# Other Aquarium Forums > Marine Tanks >  buying corals in singapore

## Quasimodo

Hi, I'm going to visit Singapore next week and would like to buy some fish and soft corals. is there a market ( like thailand's Jatujak) or a street where there are lots of marine shops?

Thanks Siddharth.

----------


## teebs

You could go to the coral farms at Pasir Ris Farmway, Golden Octopus at Upper Serangoon, Reborn at Lavender etc.

----------


## Quasimodo

thanks a lot Teebs. One last question. Would you happen to know how much corals (like clove, hammer, torch, green stars) approximately cost in Singapore?

Thanks Siddharth.

----------


## Fuzzy

for the cheaper hammers, cloves, Green star polyps you can get them as low as SGD$10 - 15 for frags the size of a fist.

Premium coral like some florida ricordia, acans or some SPS can go as high as several hundred dollars per polyp or for a small colony.

Good places to visit are Coral Farm, Reborn, Golden Octopus.

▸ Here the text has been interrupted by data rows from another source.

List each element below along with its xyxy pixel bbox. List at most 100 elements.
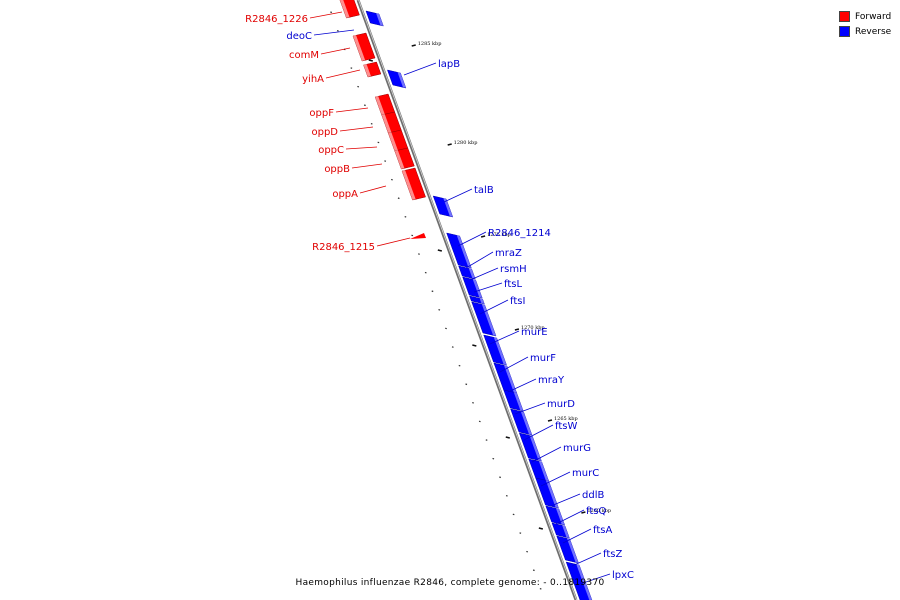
minor-tick: [519, 532, 522, 534]
gene-ftsW: [510, 408, 533, 436]
minor-tick: [336, 30, 339, 32]
minor-tick: [526, 550, 529, 553]
minor-tick: [492, 457, 495, 460]
kbp-label: 1280 kbp: [454, 140, 478, 146]
minor-tick: [438, 309, 441, 311]
major-tick: [547, 419, 553, 422]
strand-legend: Forward Reverse: [839, 9, 891, 39]
minor-tick: [485, 439, 488, 441]
gene-label-R2846_1226: R2846_1226: [245, 14, 308, 25]
callout-line: [562, 528, 592, 544]
gene-labels: R2846_1226 deoC comM yihA oppF oppD oppC oppB op…: [245, 14, 634, 581]
gene-label-ftsL: ftsL: [504, 279, 522, 290]
minor-tick: [472, 402, 474, 404]
gene-R2846_1215: [410, 233, 426, 239]
kbp-label: 1285 kbp: [418, 41, 442, 47]
gene-comM: [352, 32, 376, 62]
gene-callouts: [309, 11, 611, 585]
minor-tick: [411, 234, 414, 237]
minor-tick: [377, 141, 380, 144]
gene-label-comM: comM: [289, 50, 319, 61]
gene-R2846_1226: [339, 0, 360, 19]
callout-line: [473, 282, 503, 293]
legend-reverse: Reverse: [839, 24, 891, 39]
callout-line: [465, 251, 494, 269]
callout-line: [555, 509, 585, 525]
minor-tick: [499, 476, 501, 479]
kbp-label: 1260 kbp: [587, 508, 611, 514]
callout-line: [345, 146, 378, 150]
gene-label-ftsQ: ftsQ: [586, 506, 606, 517]
minor-tick: [451, 346, 454, 348]
callout-line: [359, 185, 387, 194]
gene-label-murC: murC: [572, 468, 599, 479]
major-tick: [368, 59, 373, 62]
gene-oppF: [374, 93, 396, 116]
major-tick: [472, 344, 477, 347]
callout-line: [443, 188, 473, 203]
gene-R2846_1214: [446, 232, 472, 269]
minor-tick: [539, 588, 542, 590]
callout-line: [571, 552, 602, 567]
kbp-label: 1275 kbp: [487, 232, 511, 238]
major-tick: [505, 436, 510, 439]
callout-line: [313, 29, 355, 36]
minor-tick: [404, 216, 407, 218]
gene-label-ddlB: ddlB: [582, 490, 604, 501]
minor-tick: [418, 253, 420, 255]
gene-label-murG: murG: [563, 443, 591, 454]
callout-line: [376, 237, 411, 247]
major-tick: [447, 143, 452, 146]
major-tick: [538, 527, 544, 530]
minor-tick: [478, 420, 481, 423]
gene-oppA: [401, 167, 426, 201]
gene-label-murD: murD: [547, 399, 575, 410]
genome-caption: Haemophilus influenzae R2846, complete g…: [295, 578, 605, 588]
major-tick: [581, 511, 586, 514]
gene-label-oppB: oppB: [324, 164, 350, 175]
minor-tick: [431, 290, 434, 293]
gene-label-mraY: mraY: [538, 375, 565, 386]
gene-ftsI: [469, 295, 485, 305]
gene-label-oppD: oppD: [311, 127, 338, 138]
gene-label-ftsI: ftsI: [510, 296, 525, 307]
gene-ftsL: [462, 276, 483, 299]
minor-tick: [350, 67, 353, 69]
gene-murE: [471, 301, 497, 337]
callout-line: [351, 163, 383, 169]
gene-mraY: [493, 362, 518, 394]
callout-line: [325, 69, 361, 79]
gene-label-ftsA: ftsA: [593, 525, 612, 536]
gene-label-oppA: oppA: [332, 189, 358, 200]
gene-label-oppC: oppC: [318, 145, 344, 156]
callout-line: [531, 446, 562, 463]
gene-label-lapB: lapB: [438, 59, 460, 70]
callout-line: [320, 47, 351, 55]
gene-oppD: [381, 111, 402, 134]
major-tick: [480, 235, 486, 238]
minor-tick: [465, 383, 468, 386]
legend-forward-label: Forward: [855, 11, 892, 22]
gene-murF: [483, 334, 507, 366]
gene-label-talB: talB: [474, 185, 494, 196]
gene-rsmH: [458, 265, 476, 280]
gene-label-murF: murF: [530, 353, 556, 364]
gene-label-murE: murE: [521, 327, 548, 338]
callout-line: [514, 402, 546, 415]
callout-line: [579, 573, 611, 585]
gene-yihA: [363, 61, 382, 78]
legend-reverse-label: Reverse: [855, 26, 892, 37]
gene-label-deoC: deoC: [286, 31, 312, 42]
gene-lpxC: [565, 561, 593, 600]
kbp-label: 1270 kbp: [521, 325, 545, 331]
genome-backbone: [356, 0, 578, 600]
major-tick: [411, 44, 416, 47]
forward-swatch: [839, 11, 850, 22]
callout-line: [550, 493, 581, 507]
gene-label-ftsW: ftsW: [555, 421, 577, 432]
gene-lapB: [387, 69, 407, 89]
callout-line: [499, 356, 529, 373]
minor-tick: [512, 513, 515, 516]
callout-line: [540, 471, 571, 487]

There is no one place where there are a high concentration of shops unfortunately, but Singapore is also pretty small, and the shops are at the most 30 - 45 minutes apart by taxi.

----------


## Quasimodo

Great, thanks Fuzzy.

----------


## snowy85

Irwan for premium SPS! but u gotta wait for shipments.
Jireh also not too bad.

----------